Foam Rolling: The miracle cure for fatigued muscles?
There’s one thing all exercise has in common, from swimming to dancing, crossfit to cross-country skiing - all of it works your muscles and tires them out. This is a good thing, of course, because while those muscles are getting tired, they’re also getting stronger and supporting your entire frame. But man, can they get sore after a serious workout.
Over the last few years, foam rolling has gained popularity as an alternative to sports massage. Commonly known as self-myofascial release, the theory goes that, by applying the foam roller to various muscles after a workout, you can help improve your circulation and flexibility, while helping to reduce inflammation and the stiffness associated with exercise.
But is foam rolling, or SMR, really as effective as it claims to be? Researchers at the University of Hamburg’s Institute of Human Movement Science decided to put them to the test and find out if they really hold any value for the amateur or professional athlete.
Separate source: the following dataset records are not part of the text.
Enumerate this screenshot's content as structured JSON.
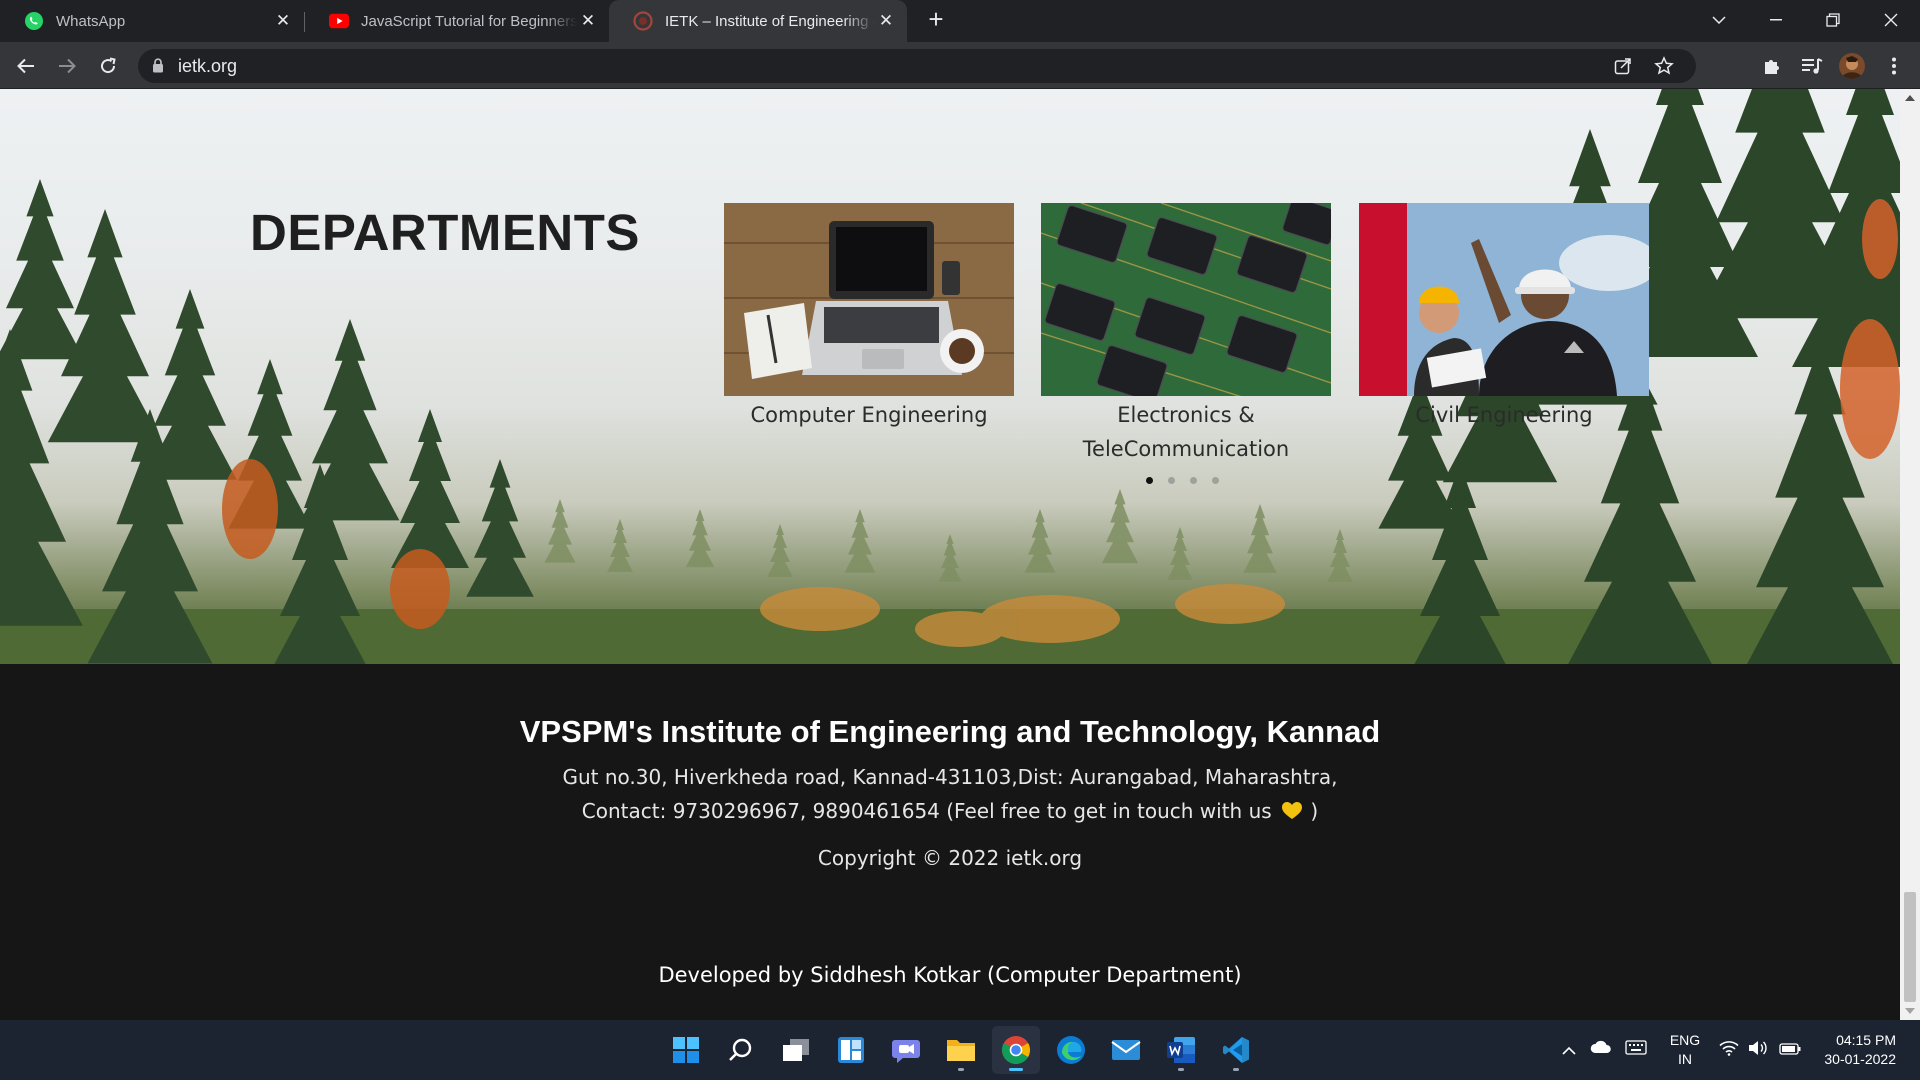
{
  "browser": {
    "tabs": [
      {
        "title": "WhatsApp",
        "icon": "whatsapp-icon",
        "active": false
      },
      {
        "title": "JavaScript Tutorial for Beginners: Learn",
        "icon": "youtube-icon",
        "active": false
      },
      {
        "title": "IETK – Institute of Engineering and Tech",
        "icon": "ietk-favicon-icon",
        "active": true
      }
    ],
    "url": "ietk.org"
  },
  "page": {
    "departments_title": "DEPARTMENTS",
    "departments": [
      {
        "name": "Computer Engineering",
        "image": "laptop-on-desk"
      },
      {
        "name": "Electronics & TeleCommunication",
        "image": "circuit-board-chips"
      },
      {
        "name": "Civil Engineering",
        "image": "engineer-in-hardhat"
      }
    ],
    "carousel": {
      "total_dots": 4,
      "active_index": 0
    }
  },
  "footer": {
    "institute_name": "VPSPM's Institute of Engineering and Technology, Kannad",
    "address": "Gut no.30, Hiverkheda road, Kannad-431103,Dist: Aurangabad, Maharashtra,",
    "contact": "Contact: 9730296967, 9890461654 (Feel free to get in touch with us",
    "contact_end": ")",
    "copyright": "Copyright © 2022 ietk.org",
    "developer": "Developed by Siddhesh Kotkar (Computer Department)"
  },
  "taskbar": {
    "apps": [
      "start-icon",
      "search-icon",
      "task-view-icon",
      "widgets-icon",
      "teams-chat-icon",
      "file-explorer-icon",
      "chrome-icon",
      "edge-icon",
      "mail-icon",
      "word-icon",
      "vscode-icon"
    ],
    "language": "ENG",
    "region": "IN",
    "time": "04:15 PM",
    "date": "30-01-2022"
  },
  "colors": {
    "footer_bg": "#161616",
    "accent": "#4cc2ff",
    "chrome_dark": "#202124"
  }
}
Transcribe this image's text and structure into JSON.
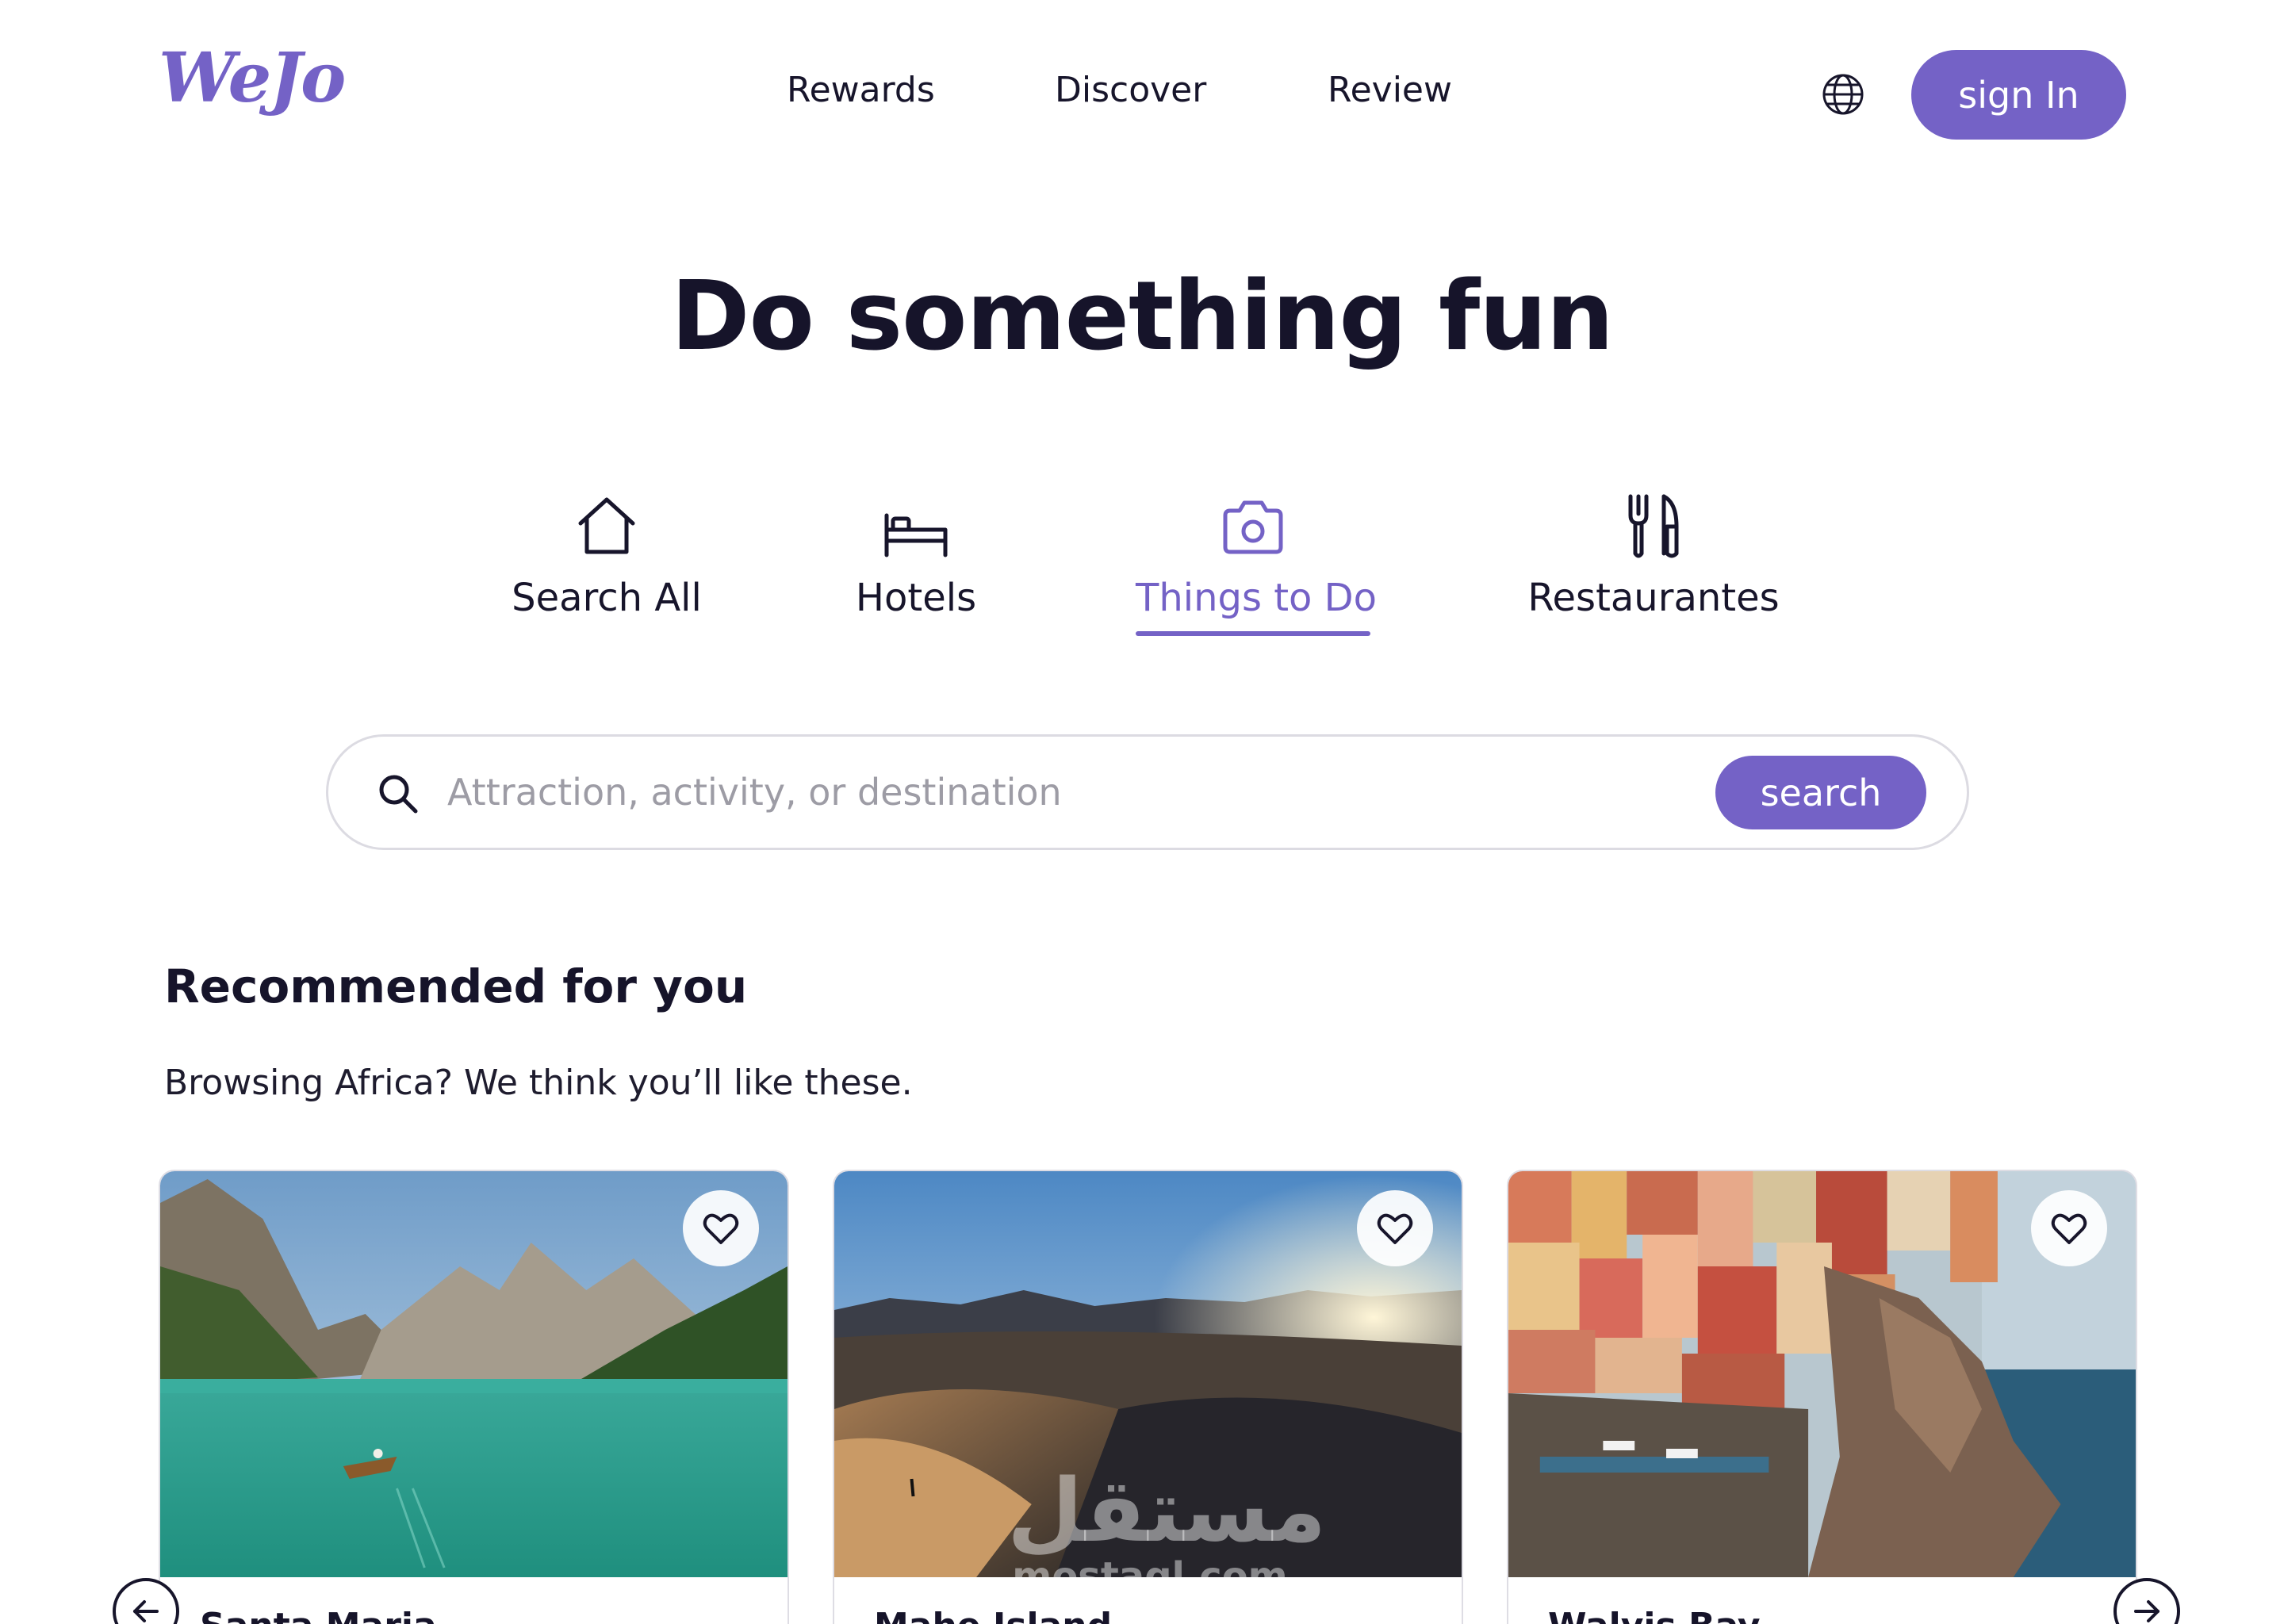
{
  "header": {
    "logo_text": "WeJo",
    "nav": [
      "Rewards",
      "Discover",
      "Review"
    ],
    "signin_label": "sign In",
    "language_icon": "globe-icon"
  },
  "hero": {
    "title": "Do something fun"
  },
  "categories": [
    {
      "label": "Search All",
      "icon": "home-icon",
      "active": false
    },
    {
      "label": "Hotels",
      "icon": "bed-icon",
      "active": false
    },
    {
      "label": "Things to Do",
      "icon": "camera-icon",
      "active": true
    },
    {
      "label": "Restaurantes",
      "icon": "cutlery-icon",
      "active": false
    }
  ],
  "search": {
    "placeholder": "Attraction, activity, or destination",
    "button_label": "search",
    "icon": "search-icon"
  },
  "recommended": {
    "title": "Recommended for you",
    "subtitle": "Browsing Africa? We think you’ll like these.",
    "cards": [
      {
        "name": "Santa Maria",
        "favorite_icon": "heart-icon"
      },
      {
        "name": "Mahe Island",
        "favorite_icon": "heart-icon"
      },
      {
        "name": "Walvis Bay",
        "favorite_icon": "heart-icon"
      }
    ]
  },
  "watermark": {
    "arabic": "مستقل",
    "latin": "mostaql.com"
  },
  "colors": {
    "accent": "#7462c6",
    "text": "#17152b",
    "border": "#dcdbe2"
  }
}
The University’s team, comprising Jan Schroeder, Linda Lueders, Mike Schmidt, Klaus-Michael Braumann and Karsten Hollander, worked with a team of twenty volunteers, all of whom were in good health during the trial, to test a variety of soft-tissue effects relating to foam rolling. Each volunteer performed knee extension exercises to the point of fatigue, and were given foam rolling treatment before and after, as well as for three days following the workout.
The results were quite conclusive, with close to identical outcomes for each of the twenty volunteers - the foam rolling showed significant interaction with the soft tissues, across all the measurement parameters. In other words, they showed no positive benefit to the muscles or connective tissue as a result of foam rolling. If you want to read the whole study, you can find it here.
But what about all those who tout its benefits? Well, the study showed no negative effects, either. The conclusion is that, while some people may find that it feels good while they are foam rolling, and it isn’t actually doing them any harm at all, it also isn’t doing them any good - at least not in terms of all the hype.
What should you try instead? First, you can try active recovery, by cooling down while in motion. Instead of just ending your workout, slow down and allow your muscles and joints time to come back down to normal. This reduces the amount of lactic acid build-up, which means less stiffness and pain. You can also opt for a sports massage, especially if you are a high-intensity athlete, or a professional sportsperson.
In sports and exercise, there will always be a next best thing, a new product someone will try to convince you is the best option, whether it’s for making your workout more effective or to help you recover after. But remember this: your body is its own best friend, and movement will always be a better option than some gadget or accessory.